Herzogenrath. Eigentlich waren es nur routinemäßige Messungen, die im Jahr 2013 zeigten, dass in der jahrhundertealten Mauer von Burg Rode Setzrisse entstanden sind. Die Stadtverwaltung handelte unverzüglich, was zur Folge hatte, dass über Monate hinweg der historische Anblick des Gemäuers durch Bauzäune verstellt war.

Damit ist nun Schluss, wie der Technische Beigeordnete, Ragnar Migenda bei der jüngsten Sitzung des Bau- und Verkehrsausschusses mitteilte. „Wir sind mit den Arbeiten im Grunde genommen fertig“, sagte er. So wurde zunächst der Rücken der Burgmauer freigelegt, per Hochdruck gereinigt, alle Risse und Löcher wurden beigemauert und das Ganze mit einer Spritzbetonschicht verfestigt.
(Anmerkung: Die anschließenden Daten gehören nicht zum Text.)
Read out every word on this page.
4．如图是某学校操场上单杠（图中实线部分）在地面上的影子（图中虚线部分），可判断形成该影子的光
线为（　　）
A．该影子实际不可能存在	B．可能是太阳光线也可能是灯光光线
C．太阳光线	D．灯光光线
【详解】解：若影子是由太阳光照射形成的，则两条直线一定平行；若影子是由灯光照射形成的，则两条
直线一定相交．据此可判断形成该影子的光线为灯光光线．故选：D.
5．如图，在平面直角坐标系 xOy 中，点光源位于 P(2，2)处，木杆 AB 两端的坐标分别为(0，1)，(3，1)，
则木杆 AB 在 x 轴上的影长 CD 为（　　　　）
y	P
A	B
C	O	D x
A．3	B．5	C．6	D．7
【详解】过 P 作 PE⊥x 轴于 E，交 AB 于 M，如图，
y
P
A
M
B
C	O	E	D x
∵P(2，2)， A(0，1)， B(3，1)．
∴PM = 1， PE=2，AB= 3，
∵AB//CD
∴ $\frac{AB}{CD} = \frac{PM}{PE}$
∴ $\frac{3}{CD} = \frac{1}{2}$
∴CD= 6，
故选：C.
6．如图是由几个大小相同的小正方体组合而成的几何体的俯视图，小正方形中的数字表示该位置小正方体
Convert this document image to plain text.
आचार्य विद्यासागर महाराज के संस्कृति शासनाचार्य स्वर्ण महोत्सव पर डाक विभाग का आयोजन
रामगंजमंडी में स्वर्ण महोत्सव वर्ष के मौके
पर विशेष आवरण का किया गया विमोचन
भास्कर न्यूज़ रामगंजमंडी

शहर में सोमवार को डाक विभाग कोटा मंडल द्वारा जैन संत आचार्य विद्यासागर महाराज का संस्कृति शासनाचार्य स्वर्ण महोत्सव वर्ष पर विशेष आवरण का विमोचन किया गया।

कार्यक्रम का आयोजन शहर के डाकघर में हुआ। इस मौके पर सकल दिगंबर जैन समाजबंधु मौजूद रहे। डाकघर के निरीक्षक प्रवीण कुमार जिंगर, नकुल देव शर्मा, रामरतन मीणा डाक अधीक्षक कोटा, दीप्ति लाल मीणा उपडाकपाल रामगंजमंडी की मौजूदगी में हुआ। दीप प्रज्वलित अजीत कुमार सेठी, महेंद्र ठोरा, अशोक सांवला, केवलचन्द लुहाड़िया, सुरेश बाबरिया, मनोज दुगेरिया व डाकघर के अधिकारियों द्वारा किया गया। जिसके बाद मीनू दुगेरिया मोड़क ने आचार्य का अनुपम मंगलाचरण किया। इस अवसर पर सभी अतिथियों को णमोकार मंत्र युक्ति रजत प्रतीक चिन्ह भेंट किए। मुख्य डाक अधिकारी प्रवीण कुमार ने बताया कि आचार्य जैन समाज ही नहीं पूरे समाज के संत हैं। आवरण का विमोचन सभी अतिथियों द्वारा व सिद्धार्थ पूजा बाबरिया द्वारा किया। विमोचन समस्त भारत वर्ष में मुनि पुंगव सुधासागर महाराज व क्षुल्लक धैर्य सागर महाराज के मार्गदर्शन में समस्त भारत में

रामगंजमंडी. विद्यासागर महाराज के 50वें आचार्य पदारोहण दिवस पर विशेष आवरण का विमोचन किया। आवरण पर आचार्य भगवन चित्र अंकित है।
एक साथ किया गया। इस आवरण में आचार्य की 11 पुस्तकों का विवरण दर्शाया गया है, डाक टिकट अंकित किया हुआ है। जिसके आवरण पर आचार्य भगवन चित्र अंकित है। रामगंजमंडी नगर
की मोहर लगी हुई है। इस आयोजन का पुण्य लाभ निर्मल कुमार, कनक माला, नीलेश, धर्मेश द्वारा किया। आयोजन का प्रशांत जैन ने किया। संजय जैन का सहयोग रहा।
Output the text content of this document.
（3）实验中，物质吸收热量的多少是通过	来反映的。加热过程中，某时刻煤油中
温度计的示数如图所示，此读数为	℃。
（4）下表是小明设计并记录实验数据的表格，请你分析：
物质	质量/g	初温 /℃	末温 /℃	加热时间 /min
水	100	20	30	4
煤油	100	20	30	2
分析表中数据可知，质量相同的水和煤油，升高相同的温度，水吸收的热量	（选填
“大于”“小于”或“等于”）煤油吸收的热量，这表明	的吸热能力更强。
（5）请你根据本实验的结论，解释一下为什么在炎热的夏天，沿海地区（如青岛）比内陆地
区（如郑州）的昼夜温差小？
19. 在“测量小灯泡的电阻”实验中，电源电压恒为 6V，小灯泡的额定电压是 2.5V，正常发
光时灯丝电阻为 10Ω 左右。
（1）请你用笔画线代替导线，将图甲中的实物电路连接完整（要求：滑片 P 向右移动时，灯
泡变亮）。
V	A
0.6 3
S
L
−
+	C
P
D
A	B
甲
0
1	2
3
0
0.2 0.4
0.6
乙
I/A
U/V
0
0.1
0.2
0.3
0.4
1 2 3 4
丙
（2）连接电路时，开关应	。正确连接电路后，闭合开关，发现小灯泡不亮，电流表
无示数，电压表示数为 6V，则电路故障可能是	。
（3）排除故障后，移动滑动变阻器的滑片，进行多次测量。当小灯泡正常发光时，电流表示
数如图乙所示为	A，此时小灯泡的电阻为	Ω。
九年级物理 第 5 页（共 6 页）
Es folgten 280 so genannte Verpressbohrungen, die alle lokalisierten Hohlräume und Risse im Inneren der Burgwand mit eingespritztem Mauermörtel füllten, schließlich wurde die Burgkrone mit Dichtungsschlämme versehen, ehe die notwendigen Verankerungen der Mauer gesetzt werden konnten. Dafür waren auch Arbeiten in den angrenzenden Privatgärten nötig, die nun natürlich wieder instand gesetzt werden.

„Die Mauer steht und ist gesichert“, bescheinigte Migenda auf Nachfrage unserer Zeitung, was angesichts des erheblichen Materialaufwands und der investierten 650 000 Euro aber auch zu erwarten war. „Erfreulich ist dabei, dass wir die angesetzten Kosten nicht überschritten haben, obwohl zusätzliche Vermessungs- und Sicherungsarbeiten nötig waren“, schloss der Technische Beigeordnete. Zufrieden zeigten sich auch die Ausschussmitglieder, die ein Lob an die Arbeit der Verwaltung sendeten.

Einzig die Sitzungsvorlage, die leider nicht mehr dem aktuellen Stand der Arbeiten entsprach, bot SPD-Vertreter Dr. Manfred Fleckenstein einen winzigen Kritikpunkt in der nun vorerst abgeschlossenen Geschichte um die Burgmauer in Roda.